Posted: Jan 07, 2015 1:09 pm
by Rumraket
Thommo wrote:If you don't know the probability distribution, it does rather beg the question what is meant by "probability", does it not?

Similarly excluding some unknown subset of possible designers of unknown size from a superset of designers, also of unknown size does not in fact show that the probability is less than 1, because we don't know the cardinalities of the sets involved (which is hardly surprising - we don't know anything about these sets, if they are even sets, rather than classes which are an improper domain for discussing probability in the first place). It still might almost surely be the case.

Also, we must not forget that the restriction of naturally generated universes to only those sustaining life is a choice made by an arguer for rhetorical effect, similarly the lack of restriction of gods to those gods who would choose to create via natural laws is a choice made by an arguer for rhetorical effect. Neither choice can or does reflect reality, or any real probability distribution.

If anything the argument is slightly worse than the completely fallacious fine tuning argument. It's absolutely riddled with holes. I can't understand why anyone would be able to see through one but not the other.

Mathematics is very precise and very technical. If you don't obey simple rules then you can't use terms like "probability". One is honestly better waving ones hands around and saying "it sounds about right to me" than invoking this kind of specious appeal to the authority of probability theory.

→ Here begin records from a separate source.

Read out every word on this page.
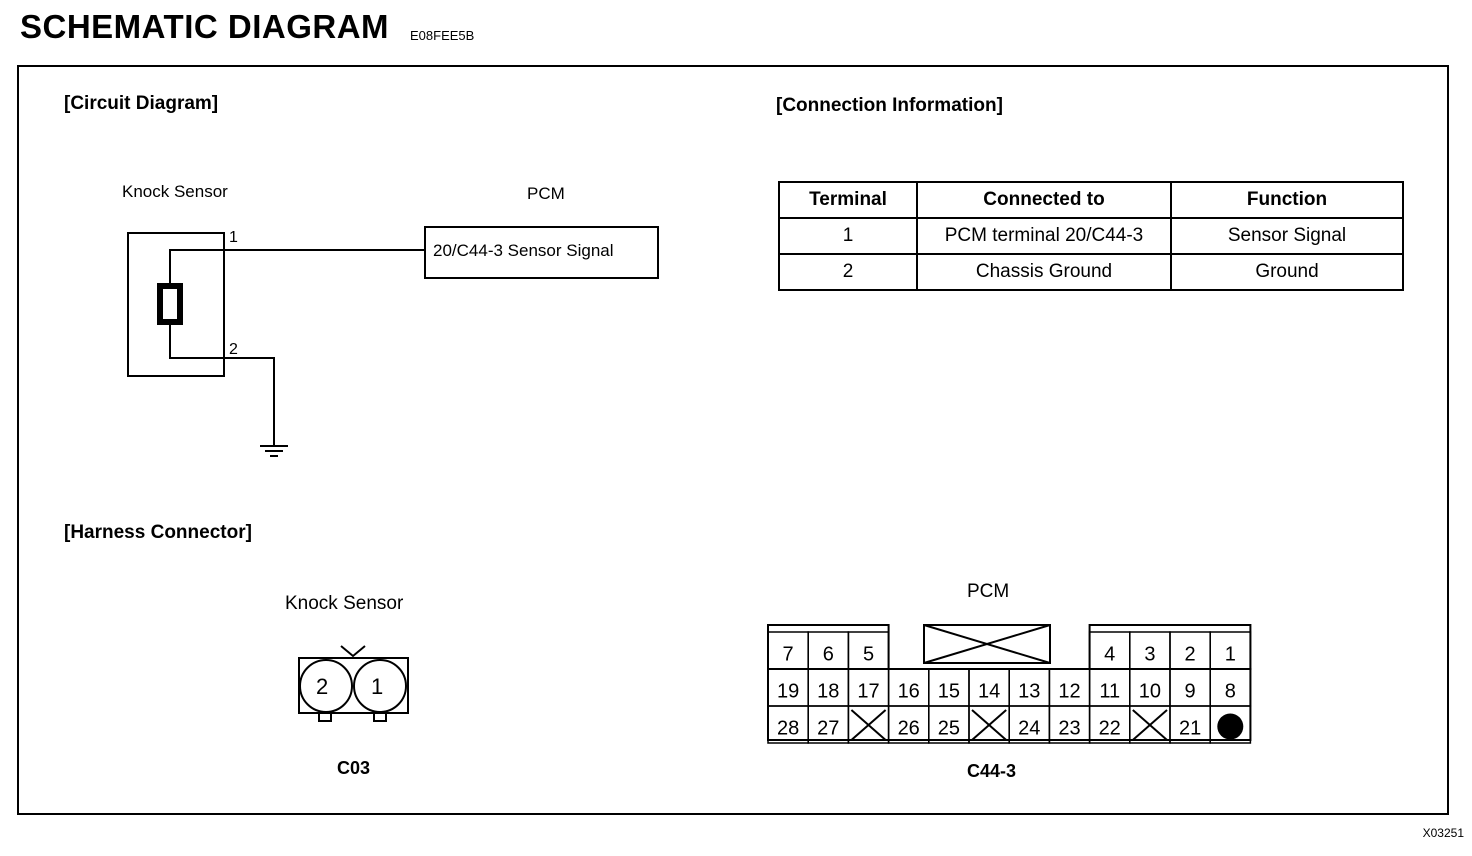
SCHEMATIC DIAGRAM E08FEE5B
X03251
[Circuit Diagram]	[Connection Information]
[Harness Connector]
Knock Sensor	PCM
7 6 5	4 3 2 1
19 18 17 16 15 14 13 12 11 10 9 8
28 27	26 25	24 23 22	21
20/C44-3 Sensor Signal
1
2
Terminal	Connected to	Function
1	PCM terminal 20/C44-3	Sensor Signal
2	Chassis Ground	Ground
Knock Sensor
2 1
C03
PCM
C44-3
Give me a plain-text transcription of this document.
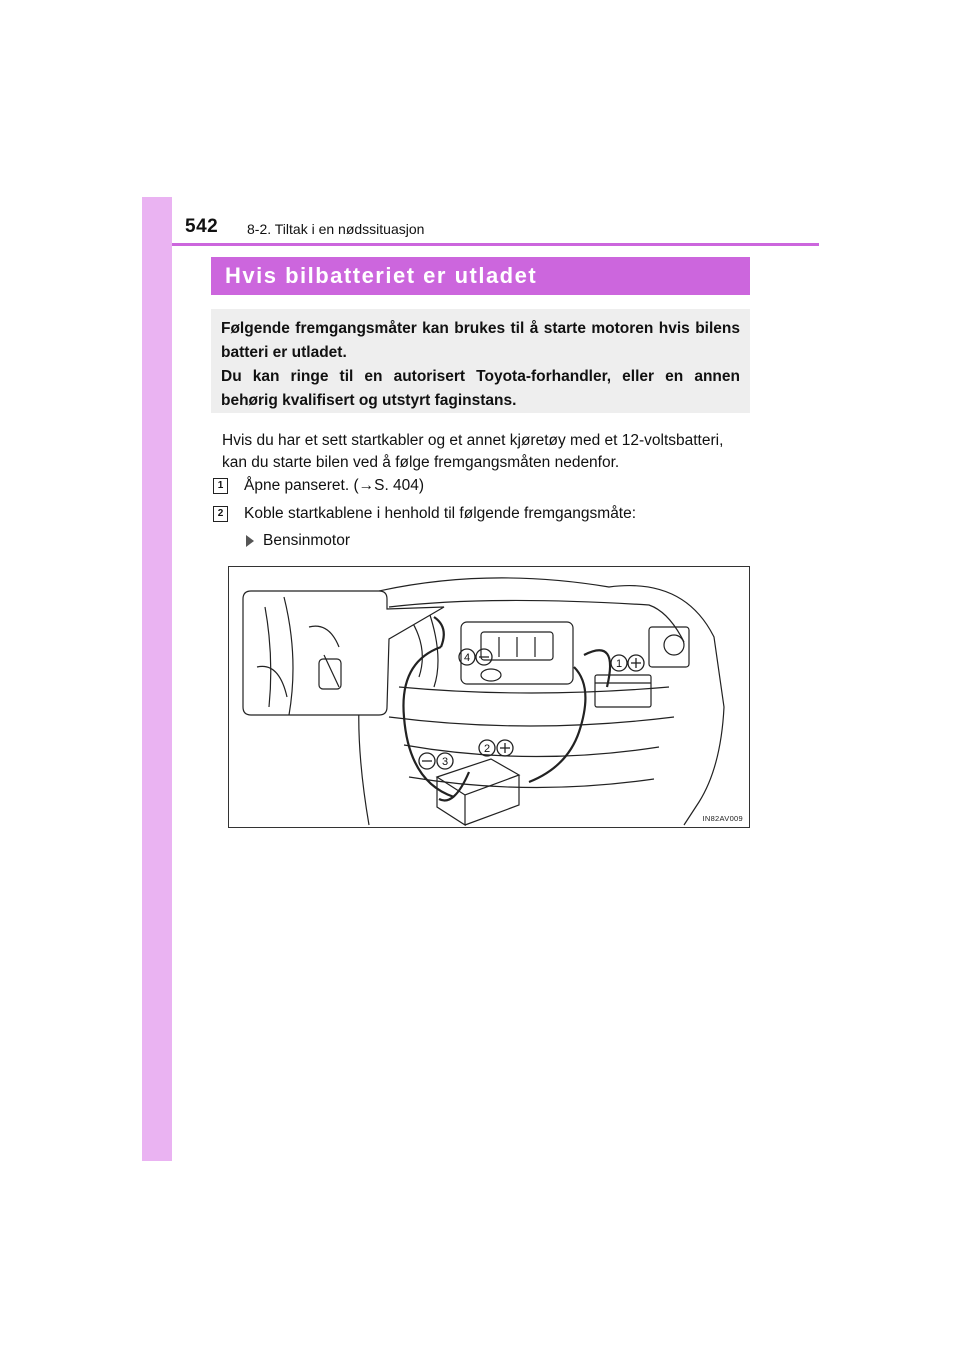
542 8-2. Tiltak i en nødssituasjon
Hvis bilbatteriet er utladet

Følgende fremgangsmåter kan brukes til å starte motoren hvis bilens batteri er utladet.

Du kan ringe til en autorisert Toyota-forhandler, eller en annen behørig kvalifisert og utstyrt faginstans.

Hvis du har et sett startkabler og et annet kjøretøy med et 12-voltsbatteri, kan du starte bilen ved å følge fremgangsmåten nedenfor.
1	Åpne panseret. (→S. 404)
2	Koble startkablene i henhold til følgende fremgangsmåte:
Bensinmotor
4	1
2
3
IN82AV009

I can try and explain this on a more technical level if my attempts at speaking plainly aren't communicating the point precisely enough. I'm not sure it will be clearer, but it should be more accurate to do so.

But Thommo, it absolutely doesn't matter what exactly the real probability distribution is, or the total sizes of the sets.

As long as it is 100% on the one set, and less than 100% on the other, the actual sizes of the sets are irrelevant. What matters is that the probability is 100% on the one, that means what we observe will ALWAYS be the case on that hypothesis.

It doesn't matter if the other set is 10, 100 or infinitely infinite in total size, as long as the observed evidence is less than 100% of that size, it will have a probability below 100%. That is all we need to know.

=100% vs <100%. Then =100% wins, regardless of how big you make those two sets, or how much less than 100% it is.

There's nothing wrong with this argument. The question comes down to "how probable is what we observe on hypothesis X vs hypothesis Y"?

If one probability is greater than the other, and it is because it is 100% on X while it's <100% on Y, then it doesn't matter whether it's actually 99.9999999999999999999999999999999999999999999999999999999999999999999999999999999999999999999999999%, or 20%, on Y, what we can say then is that there is some probability it could be different on Y. This is not the case on X, so the evidence is more probable on X, because it is 100% expected on X.